25/10/2023
You didn’t want me you needed me
08.02.2023
All I ever asked was for you to tell me you didn’t want me.
I begged for it like a dog wanting a treat, drooling at your feet
I needed it like I needed my next breath so I could breathe ,so I can move on freely.
I needed to hear it because some how I thought it would bring me closure
Somehow I thought this wouldn’t be my fault
That it’d be on you, but it always has that’s what I failed to realize
Somehow your actions always guided my reactions
Walking in doubt, walking on eggshells in my house
A house that was supposed to be a home
All it became home to was insecurities and doubt
I put water on fires you created and the ones I created you put gas to a burning flame and let them go enraged
All the ash and all the debris you’d leave me with to try to salvage and maneuver through
Id take what I could like the belief hope and trust over your manipulation condensending ways and lies
You didn’t want me you needed me.
You needed me to control
You needed me for your blame
You needed me to use as if I was left over s**t in the sink, washed down thru your disposal
And I spin and spin as you twist my thoughts, my words, my love, my body, my spirit, my very being to benefit you.
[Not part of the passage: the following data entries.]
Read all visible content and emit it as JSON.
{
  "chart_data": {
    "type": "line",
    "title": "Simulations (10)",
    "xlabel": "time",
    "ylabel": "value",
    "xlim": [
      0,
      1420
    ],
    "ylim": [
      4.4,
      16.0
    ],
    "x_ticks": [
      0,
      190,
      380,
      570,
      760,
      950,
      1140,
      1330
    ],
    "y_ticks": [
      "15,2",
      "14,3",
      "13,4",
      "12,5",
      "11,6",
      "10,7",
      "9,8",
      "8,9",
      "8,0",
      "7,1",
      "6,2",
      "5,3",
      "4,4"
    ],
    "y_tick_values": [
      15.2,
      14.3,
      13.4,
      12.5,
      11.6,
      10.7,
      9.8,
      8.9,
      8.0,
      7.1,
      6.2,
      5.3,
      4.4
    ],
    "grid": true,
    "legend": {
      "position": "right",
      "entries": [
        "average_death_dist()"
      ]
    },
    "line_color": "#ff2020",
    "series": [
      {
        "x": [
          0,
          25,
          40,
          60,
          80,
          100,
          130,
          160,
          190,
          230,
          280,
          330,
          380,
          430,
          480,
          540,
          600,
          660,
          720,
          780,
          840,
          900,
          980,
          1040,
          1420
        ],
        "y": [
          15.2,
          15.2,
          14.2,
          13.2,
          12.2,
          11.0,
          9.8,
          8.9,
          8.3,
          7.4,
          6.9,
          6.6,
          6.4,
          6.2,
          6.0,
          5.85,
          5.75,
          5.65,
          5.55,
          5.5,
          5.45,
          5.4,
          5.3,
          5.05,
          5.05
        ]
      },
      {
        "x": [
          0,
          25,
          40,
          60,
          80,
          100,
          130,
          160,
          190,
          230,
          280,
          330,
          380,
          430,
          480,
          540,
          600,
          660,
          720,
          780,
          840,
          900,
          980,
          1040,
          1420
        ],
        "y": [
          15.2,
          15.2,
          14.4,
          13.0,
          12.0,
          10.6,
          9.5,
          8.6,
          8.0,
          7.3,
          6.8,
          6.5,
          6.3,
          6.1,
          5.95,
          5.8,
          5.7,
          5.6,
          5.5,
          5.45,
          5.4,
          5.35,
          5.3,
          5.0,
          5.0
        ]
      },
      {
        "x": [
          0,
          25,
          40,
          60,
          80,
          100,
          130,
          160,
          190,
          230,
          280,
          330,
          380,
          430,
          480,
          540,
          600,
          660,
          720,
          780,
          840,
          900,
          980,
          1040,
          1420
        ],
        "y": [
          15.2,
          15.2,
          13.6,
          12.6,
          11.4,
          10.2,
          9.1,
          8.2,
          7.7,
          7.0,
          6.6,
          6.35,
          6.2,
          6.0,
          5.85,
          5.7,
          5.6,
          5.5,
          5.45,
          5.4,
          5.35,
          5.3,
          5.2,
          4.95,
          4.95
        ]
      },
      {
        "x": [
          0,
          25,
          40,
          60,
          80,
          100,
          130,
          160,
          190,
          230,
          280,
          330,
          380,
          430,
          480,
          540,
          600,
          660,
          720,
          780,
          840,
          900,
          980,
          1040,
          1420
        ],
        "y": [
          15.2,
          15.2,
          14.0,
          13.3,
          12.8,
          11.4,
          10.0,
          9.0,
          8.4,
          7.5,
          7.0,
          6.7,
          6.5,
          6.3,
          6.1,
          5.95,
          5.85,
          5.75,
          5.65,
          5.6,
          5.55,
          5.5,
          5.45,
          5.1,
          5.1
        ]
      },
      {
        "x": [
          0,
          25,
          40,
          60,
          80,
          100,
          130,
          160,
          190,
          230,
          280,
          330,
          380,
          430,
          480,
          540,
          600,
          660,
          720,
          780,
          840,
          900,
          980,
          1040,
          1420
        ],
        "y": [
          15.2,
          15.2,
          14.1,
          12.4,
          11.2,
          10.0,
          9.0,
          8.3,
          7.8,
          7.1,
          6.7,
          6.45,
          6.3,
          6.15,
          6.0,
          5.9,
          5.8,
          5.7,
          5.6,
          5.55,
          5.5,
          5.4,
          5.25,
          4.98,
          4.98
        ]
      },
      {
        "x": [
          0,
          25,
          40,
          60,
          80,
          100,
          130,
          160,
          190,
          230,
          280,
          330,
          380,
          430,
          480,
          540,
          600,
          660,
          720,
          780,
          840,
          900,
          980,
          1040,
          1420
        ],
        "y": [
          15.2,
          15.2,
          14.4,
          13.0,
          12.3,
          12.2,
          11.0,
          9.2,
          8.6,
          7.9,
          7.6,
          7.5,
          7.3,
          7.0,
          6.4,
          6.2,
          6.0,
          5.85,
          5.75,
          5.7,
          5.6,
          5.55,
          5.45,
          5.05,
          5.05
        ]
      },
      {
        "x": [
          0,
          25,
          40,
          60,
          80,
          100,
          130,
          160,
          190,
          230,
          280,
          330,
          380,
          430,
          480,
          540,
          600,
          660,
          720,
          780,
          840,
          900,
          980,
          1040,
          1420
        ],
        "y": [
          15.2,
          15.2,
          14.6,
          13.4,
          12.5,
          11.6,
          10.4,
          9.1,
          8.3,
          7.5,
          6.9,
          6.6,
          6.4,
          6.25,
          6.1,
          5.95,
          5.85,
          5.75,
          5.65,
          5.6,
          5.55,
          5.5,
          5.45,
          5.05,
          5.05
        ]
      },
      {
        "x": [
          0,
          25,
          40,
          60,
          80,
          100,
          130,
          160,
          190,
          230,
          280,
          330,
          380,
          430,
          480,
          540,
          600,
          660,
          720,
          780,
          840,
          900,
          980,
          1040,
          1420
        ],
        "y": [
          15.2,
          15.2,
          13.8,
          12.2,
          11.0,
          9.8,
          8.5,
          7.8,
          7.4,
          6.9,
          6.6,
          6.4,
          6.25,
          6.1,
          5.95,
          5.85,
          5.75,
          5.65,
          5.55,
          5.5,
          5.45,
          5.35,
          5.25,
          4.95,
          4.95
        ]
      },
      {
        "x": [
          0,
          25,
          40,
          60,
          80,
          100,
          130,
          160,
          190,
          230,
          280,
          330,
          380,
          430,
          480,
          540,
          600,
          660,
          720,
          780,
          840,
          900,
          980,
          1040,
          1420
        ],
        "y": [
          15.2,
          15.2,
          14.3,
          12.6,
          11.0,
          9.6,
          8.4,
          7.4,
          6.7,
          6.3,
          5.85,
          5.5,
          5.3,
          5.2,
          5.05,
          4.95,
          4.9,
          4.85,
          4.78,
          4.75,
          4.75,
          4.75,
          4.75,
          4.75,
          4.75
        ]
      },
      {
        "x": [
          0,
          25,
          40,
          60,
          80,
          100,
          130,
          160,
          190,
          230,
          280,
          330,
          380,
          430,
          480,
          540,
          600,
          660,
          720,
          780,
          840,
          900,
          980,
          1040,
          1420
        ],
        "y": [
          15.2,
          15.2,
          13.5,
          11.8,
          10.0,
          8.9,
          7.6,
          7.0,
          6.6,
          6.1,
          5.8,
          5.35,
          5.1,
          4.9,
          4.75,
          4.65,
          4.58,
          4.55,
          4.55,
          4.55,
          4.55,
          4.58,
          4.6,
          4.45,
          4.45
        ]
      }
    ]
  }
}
You’ve gained while I’ve just given relentlessly
Feeding a monster with a bottomless stomach that will never feel full.
I stayed not to change you but to try to help make you a better man and not even for selfish reasons of my own.
And see you do have your good, but the weight of your past and your history is to heavy for me to carry anymore.
I cannot be there for someone who constantly pushes me and then to only yank me back so violently.
For I am a better women for loving you
You brought joy love and peace scattered all in between and now I just need consistentcy.
My sanity, my self respect and my peace are slithers of what is left that need to be pieced back again because I have given to much access to a boy trying to be a man that said I wasn’t enough.